How can the polynomial 6d^4+9d^3-12d^2 be factored?
the answers for unit 4, lesson 2, in connections academy are
b
c
a
d
d
the answers are actually
d
c
a
d
d
yw :)
Zoie is right 100%
Well, factoring this polynomial is no joke, but I'll give it a shot! Let's see if we can find some common terms or factors.
First, let's look at the coefficients 6, 9, and -12. What do they have in common? They are all divisible by 3. So, let's factor out a 3 from each term, and we get:
3(2d^4 + 3d^3 - 4d^2)
Now, let's see if we can find any common terms or factors within the parentheses. We can see that each term has a factor of d^2, so let's factor that out, too:
3d^2(2d^2 + 3d - 4)
And there you have it! The polynomial 6d^4 + 9d^3 - 12d^2 can be factored as 3d^2(2d^2 + 3d - 4). Keep spreading laughter in your Math class!
To factor the polynomial 6d^4 + 9d^3 - 12d^2, we can follow these steps:
Step 1: Look for the common factor
First, we check if there is a common factor among the terms in the polynomial. In this case, we can factor out 3d^2, as it is a common factor for all terms:
Common factor: 3d^2
Factored polynomial: 3d^2(2d^2 + 3d - 4)
Step 2: Factor the remaining quadratic expression
Next, we focus on factoring the remaining quadratic expression 2d^2 + 3d - 4. This can be done using factoring techniques or the quadratic formula. However, in this case, the quadratic expression does not factor nicely. Therefore, we proceed to use the quadratic formula to find the roots.
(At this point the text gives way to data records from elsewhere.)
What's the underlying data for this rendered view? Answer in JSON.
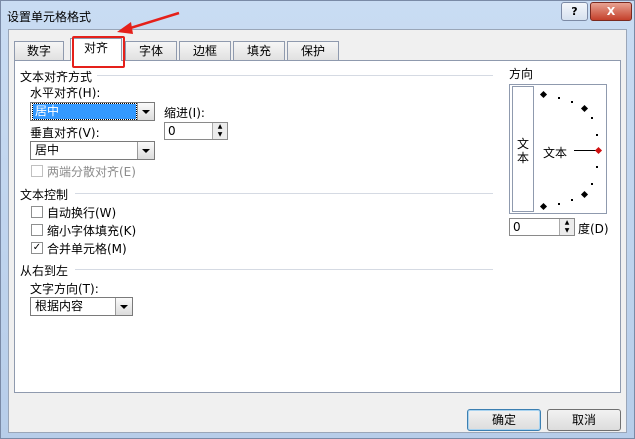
{
  "window": {
    "title": "设置单元格格式",
    "help_label": "?",
    "close_label": "X"
  },
  "tabs": [
    {
      "label": "数字",
      "active": false
    },
    {
      "label": "对齐",
      "active": true
    },
    {
      "label": "字体",
      "active": false
    },
    {
      "label": "边框",
      "active": false
    },
    {
      "label": "填充",
      "active": false
    },
    {
      "label": "保护",
      "active": false
    }
  ],
  "alignment": {
    "section_title": "文本对齐方式",
    "horizontal_label": "水平对齐(H):",
    "horizontal_value": "居中",
    "indent_label": "缩进(I):",
    "indent_value": "0",
    "vertical_label": "垂直对齐(V):",
    "vertical_value": "居中",
    "justify_distributed_label": "两端分散对齐(E)"
  },
  "text_control": {
    "section_title": "文本控制",
    "wrap_text_label": "自动换行(W)",
    "wrap_text_checked": false,
    "shrink_to_fit_label": "缩小字体填充(K)",
    "shrink_to_fit_checked": false,
    "merge_cells_label": "合并单元格(M)",
    "merge_cells_checked": true
  },
  "rtl": {
    "section_title": "从右到左",
    "direction_label": "文字方向(T):",
    "direction_value": "根据内容"
  },
  "orientation": {
    "title": "方向",
    "vertical_text": "文本",
    "dial_text": "文本",
    "degrees_value": "0",
    "degrees_label": "度(D)"
  },
  "buttons": {
    "ok_label": "确定",
    "cancel_label": "取消"
  },
  "colors": {
    "highlight": "#e5201a",
    "selection": "#3399ff",
    "title_bg": "#c9dcf3"
  }
}
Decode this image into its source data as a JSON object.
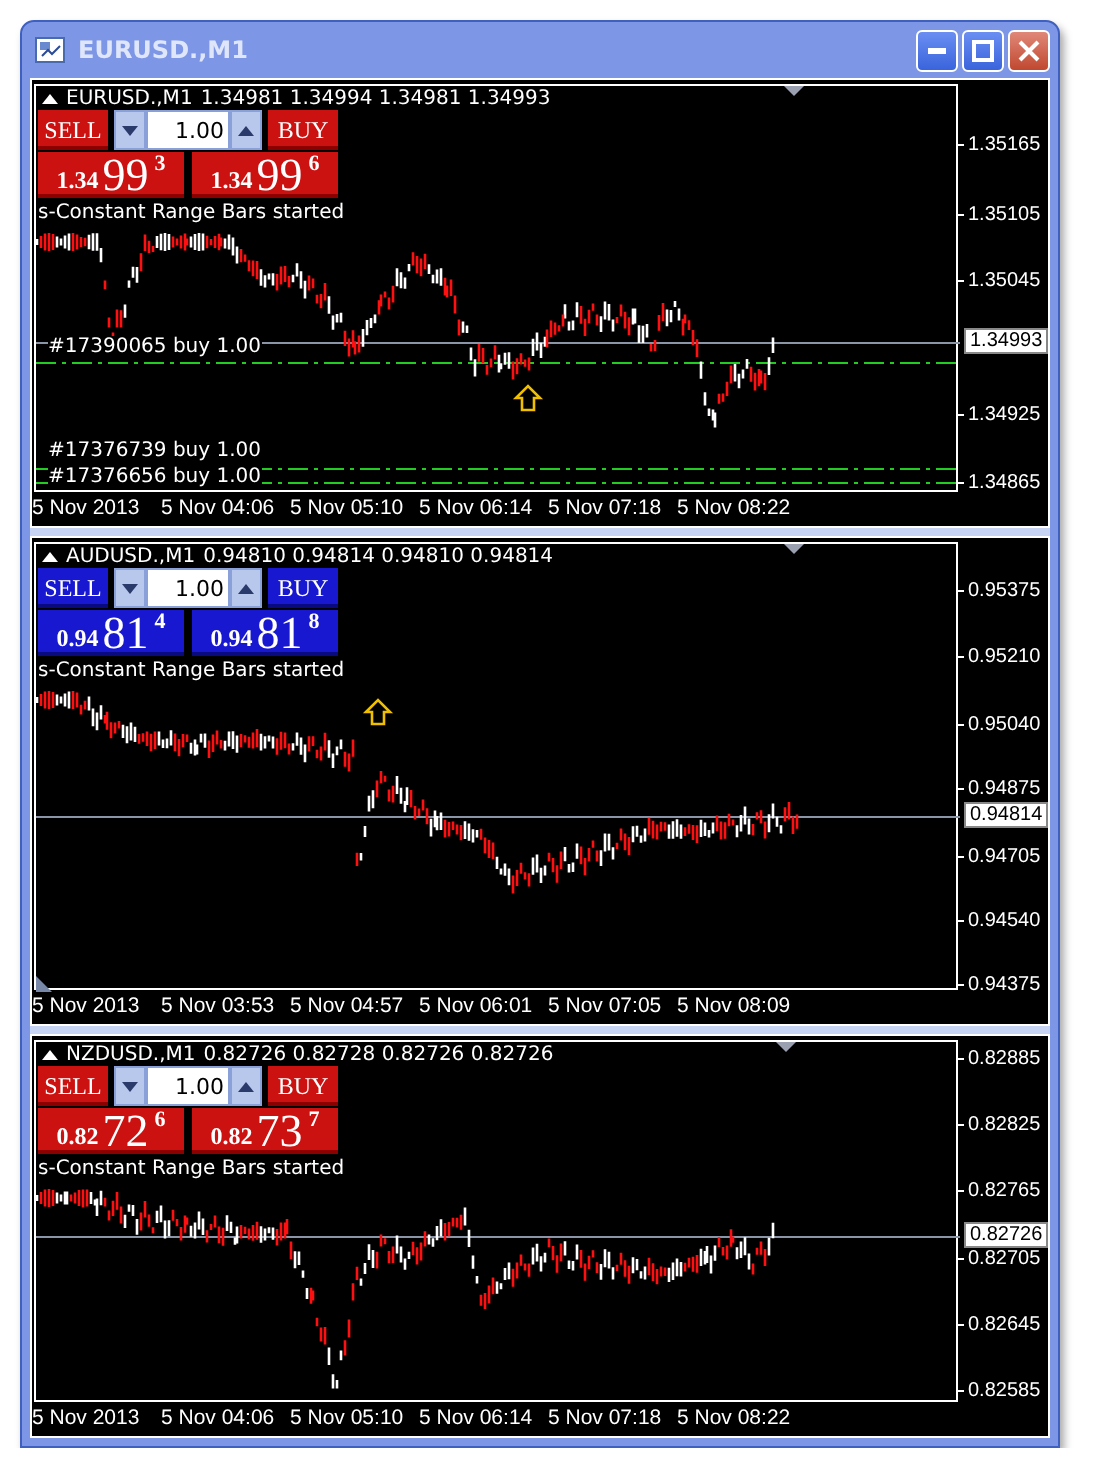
{
  "window": {
    "title": "EURUSD.,M1"
  },
  "charts": [
    {
      "symbol": "EURUSD.,M1",
      "ohlc": "1.34981 1.34994 1.34981 1.34993",
      "panel": {
        "color": "#cc1111",
        "sell_label": "SELL",
        "buy_label": "BUY",
        "lot": "1.00",
        "sell_price": {
          "prefix": "1.34",
          "pips": "99",
          "fraction": "3"
        },
        "buy_price": {
          "prefix": "1.34",
          "pips": "99",
          "fraction": "6"
        }
      },
      "message": "s-Constant Range Bars started",
      "orders": [
        {
          "label": "#17390065 buy 1.00"
        },
        {
          "label": "#17376739 buy 1.00"
        },
        {
          "label": "#17376656 buy 1.00"
        }
      ],
      "price_axis": [
        "1.35165",
        "1.35105",
        "1.35045",
        "1.34925",
        "1.34865"
      ],
      "current_price": "1.34993",
      "time_axis": [
        "5 Nov 2013",
        "5 Nov 04:06",
        "5 Nov 05:10",
        "5 Nov 06:14",
        "5 Nov 07:18",
        "5 Nov 08:22"
      ]
    },
    {
      "symbol": "AUDUSD.,M1",
      "ohlc": "0.94810 0.94814 0.94810 0.94814",
      "panel": {
        "color": "#1818d0",
        "sell_label": "SELL",
        "buy_label": "BUY",
        "lot": "1.00",
        "sell_price": {
          "prefix": "0.94",
          "pips": "81",
          "fraction": "4"
        },
        "buy_price": {
          "prefix": "0.94",
          "pips": "81",
          "fraction": "8"
        }
      },
      "message": "s-Constant Range Bars started",
      "price_axis": [
        "0.95375",
        "0.95210",
        "0.95040",
        "0.94875",
        "0.94705",
        "0.94540",
        "0.94375"
      ],
      "current_price": "0.94814",
      "time_axis": [
        "5 Nov 2013",
        "5 Nov 03:53",
        "5 Nov 04:57",
        "5 Nov 06:01",
        "5 Nov 07:05",
        "5 Nov 08:09"
      ]
    },
    {
      "symbol": "NZDUSD.,M1",
      "ohlc": "0.82726 0.82728 0.82726 0.82726",
      "panel": {
        "color": "#cc1111",
        "sell_label": "SELL",
        "buy_label": "BUY",
        "lot": "1.00",
        "sell_price": {
          "prefix": "0.82",
          "pips": "72",
          "fraction": "6"
        },
        "buy_price": {
          "prefix": "0.82",
          "pips": "73",
          "fraction": "7"
        }
      },
      "message": "s-Constant Range Bars started",
      "price_axis": [
        "0.82885",
        "0.82825",
        "0.82765",
        "0.82705",
        "0.82645",
        "0.82585"
      ],
      "current_price": "0.82726",
      "time_axis": [
        "5 Nov 2013",
        "5 Nov 04:06",
        "5 Nov 05:10",
        "5 Nov 06:14",
        "5 Nov 07:18",
        "5 Nov 08:22"
      ]
    }
  ]
}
The quadratic formula is given by:
x = (-b ± √(b^2 - 4ac)) / (2a)
For our quadratic expression 2d^2 + 3d - 4, we have:
a = 2, b = 3, c = -4
Using the quadratic formula, we calculate the roots:
d = (-3 ± √(3^2 - 4(2)(-4))) / (2(2))
d = (-3 ± √(9 + 32)) / 4
d = (-3 ± √41) / 4
Since the roots do not simplify, we leave them as (-3 ± √41) / 4.
Step 3: Write the factored form
By combining the common factor and the quadratic roots, we can express the factored form of the original polynomial:
Factored polynomial: 3d^2(2d - (-3 + √41)/4)(2d - (-3 - √41)/4)
Please note that the quadratic expression may not always factor in simple terms, and resorting to the quadratic formula or other methods may be necessary.
6d^4+9d^3-12d^2
first, factor out the d^2
d^2(6d^2+9d-12)
Now, how about a 3?
3d^2(2d^2+3d-6)
Now, note that the discriminant is 57, so the roots will contain √57. No rational roots exist. Can't factor it any further using integers.